The odds against identifying this tree frog were not good, as they have very variable colouration, so I hope that I am right in saying that this is a Natal Forest Tree Frog.  We live close to the edge of its range, and that reduces the odds of seeing it here, in our inland garden, when they are more common in the coastal region.

And another unlikely aspect, when I did see one, it was inside an Arum Lily flower! It might look like its resting in this lily that is growing near the edge of our garden pond, but it is likely to be waiting to ambush any insects attracted to the flower. Moths, mosquitoes, flies and even ticks, are on the menu for this mostly arboreal frog.

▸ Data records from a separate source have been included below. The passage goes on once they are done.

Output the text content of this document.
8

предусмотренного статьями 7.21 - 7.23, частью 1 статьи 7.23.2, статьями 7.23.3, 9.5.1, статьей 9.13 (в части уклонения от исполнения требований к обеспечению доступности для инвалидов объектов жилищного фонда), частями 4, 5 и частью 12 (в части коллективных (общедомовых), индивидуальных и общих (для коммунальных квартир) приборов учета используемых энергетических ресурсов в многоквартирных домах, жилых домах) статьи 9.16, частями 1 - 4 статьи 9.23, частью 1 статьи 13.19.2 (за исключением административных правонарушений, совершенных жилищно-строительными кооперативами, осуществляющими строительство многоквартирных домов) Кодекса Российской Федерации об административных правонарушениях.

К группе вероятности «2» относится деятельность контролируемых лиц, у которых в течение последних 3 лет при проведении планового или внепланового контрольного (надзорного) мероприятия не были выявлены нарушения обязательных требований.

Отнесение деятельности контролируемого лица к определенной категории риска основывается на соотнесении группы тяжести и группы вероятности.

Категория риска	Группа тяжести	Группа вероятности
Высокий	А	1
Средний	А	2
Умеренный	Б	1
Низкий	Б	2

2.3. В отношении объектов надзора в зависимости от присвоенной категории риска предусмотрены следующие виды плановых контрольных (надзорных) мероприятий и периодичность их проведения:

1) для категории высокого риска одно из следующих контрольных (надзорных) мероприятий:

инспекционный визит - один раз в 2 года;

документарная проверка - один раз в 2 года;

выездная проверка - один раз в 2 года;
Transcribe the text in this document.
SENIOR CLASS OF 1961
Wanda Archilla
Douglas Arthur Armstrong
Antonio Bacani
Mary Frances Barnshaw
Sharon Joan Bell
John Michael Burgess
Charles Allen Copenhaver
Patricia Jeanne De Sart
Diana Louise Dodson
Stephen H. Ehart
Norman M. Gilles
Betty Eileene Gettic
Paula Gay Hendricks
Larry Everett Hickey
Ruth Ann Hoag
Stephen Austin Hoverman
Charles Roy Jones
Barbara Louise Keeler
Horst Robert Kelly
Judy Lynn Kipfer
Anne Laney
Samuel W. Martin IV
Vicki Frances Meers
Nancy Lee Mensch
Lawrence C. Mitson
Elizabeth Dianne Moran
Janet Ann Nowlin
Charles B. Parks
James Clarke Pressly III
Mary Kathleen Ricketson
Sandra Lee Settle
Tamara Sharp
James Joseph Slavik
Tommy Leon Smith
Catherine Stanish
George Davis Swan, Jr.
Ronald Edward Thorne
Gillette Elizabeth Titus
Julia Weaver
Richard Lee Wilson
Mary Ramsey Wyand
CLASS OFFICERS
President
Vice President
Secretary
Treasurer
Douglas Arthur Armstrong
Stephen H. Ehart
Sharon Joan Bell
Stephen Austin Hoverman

Breeding pairs come down to the ground to make a shallow nesting burrow near standing water. Once the eggs have hatched, the tadpoles wiggle across the ground to the nearby water. Sadly, suitable habitat for the Natal Forest Tree Frog (Leptopelis natalensis) is being lost as land is drained and built on or used for agriculture. See more details here

Having been lucky enough to see a tree frog in the Arum Lily, what were the odds of seeing one again, and in another lily?  Against the odds I did see one, hanging almost magically on a petal of a Crinum Lily, also near the pond.

Natal Forest Tree Frog in Crinum Lily in suburban garden

And also against the odds, I was able to get a photograph on both occasions, the only times I have ever seen a tree frog in a flower.